Siničane (Синичане, Siniçan) is a village in the municipality of Bogovinje, North Macedonia.
==History==
Siničane is attested in the 1467/68 Ottoman tax registry (defter) for the Nahiyah of Kalkandelen. The village had a total of 52 Christian households and 2 bachelors.

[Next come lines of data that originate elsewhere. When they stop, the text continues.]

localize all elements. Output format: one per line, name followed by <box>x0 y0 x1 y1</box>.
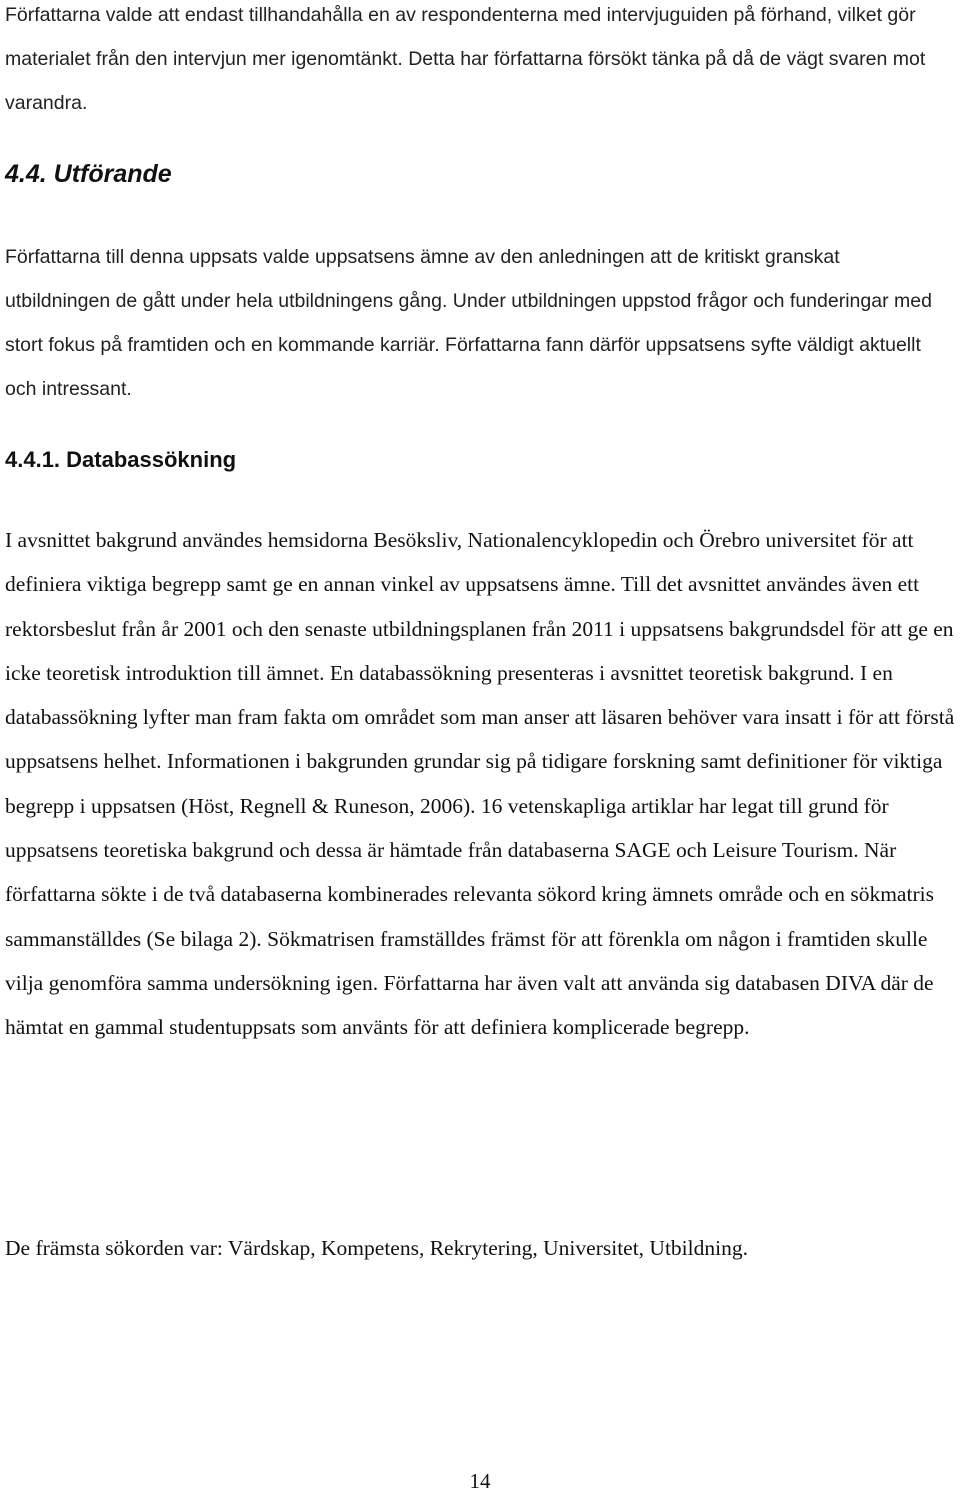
page-number: 14 <box>469 1469 491 1493</box>
section-heading: 4.4. Utförande <box>5 160 172 188</box>
subsection-paragraph: I avsnittet bakgrund användes hemsidorna Besöksliv, Nationalencyklopedin och Örebro universitet för att definiera viktiga begrepp samt ge en annan vinkel av uppsatsens ämne. Till det avsnittet användes även ett rektorsbeslut från år 2001 och den senaste utbildningsplanen från 2011 i uppsatsens bakgrundsdel för att ge en icke teoretisk introduktion till ämnet. En databassökning presenteras i avsnittet teoretisk bakgrund. I en databassökning lyfter man fram fakta om området som man anser att läsaren behöver vara insatt i för att förstå uppsatsens helhet. Informationen i bakgrunden grundar sig på tidigare forskning samt definitioner för viktiga begrepp i uppsatsen (Höst, Regnell & Runeson, 2006). 16 vetenskapliga artiklar har legat till grund för uppsatsens teoretiska bakgrund och dessa är hämtade från databaserna SAGE och Leisure Tourism. När författarna sökte i de två databaserna kombinerades relevanta sökord kring ämnets område och en sökmatris sammanställdes (Se bilaga 2). Sökmatrisen framställdes främst för att förenkla om någon i framtiden skulle vilja genomföra samma undersökning igen. Författarna har även valt att använda sig databasen DIVA där de hämtat en gammal studentuppsats som använts för att definiera komplicerade begrepp. <box>5 528 955 1040</box>
section-paragraph: Författarna till denna uppsats valde uppsatsens ämne av den anledningen att de kritiskt granskat utbildningen de gått under hela utbildningens gång. Under utbildningen uppstod frågor och funderingar med stort fokus på framtiden och en kommande karriär. Författarna fann därför uppsatsens syfte väldigt aktuellt och intressant. <box>5 246 932 400</box>
subsection-heading: 4.4.1. Databassökning <box>5 447 237 472</box>
keywords-paragraph: De främsta sökorden var: Värdskap, Kompetens, Rekrytering, Universitet, Utbildning. <box>5 1236 748 1260</box>
intro-paragraph: Författarna valde att endast tillhandahålla en av respondenterna med intervjuguiden på förhand, vilket gör materialet från den intervjun mer igenomtänkt. Detta har författarna försökt tänka på då de vägt svaren mot varandra. <box>5 4 926 114</box>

According to the 1467-68 Ottoman defter, Siničane exhibits a majority of Orthodox Christian Slavic and minority Albanian anthroponyms.

==Demographics==
As of the 2021 census, Siničane had 1,205 residents with the following ethnic composition:
- Albanians 1,155
- Persons for whom data are taken from administrative sources 50

According to the 2002 census, the village had a total of 1472 inhabitants. Ethnic groups in the village include:

- Albanians 1469
- Others 3

According to the 1942 Albanian census, Siničane was inhabited by 576 Muslim Albanians.

In statistics gathered by Vasil Kanchov in 1900, the village of Siničane was inhabited by 220 Muslim Albanians.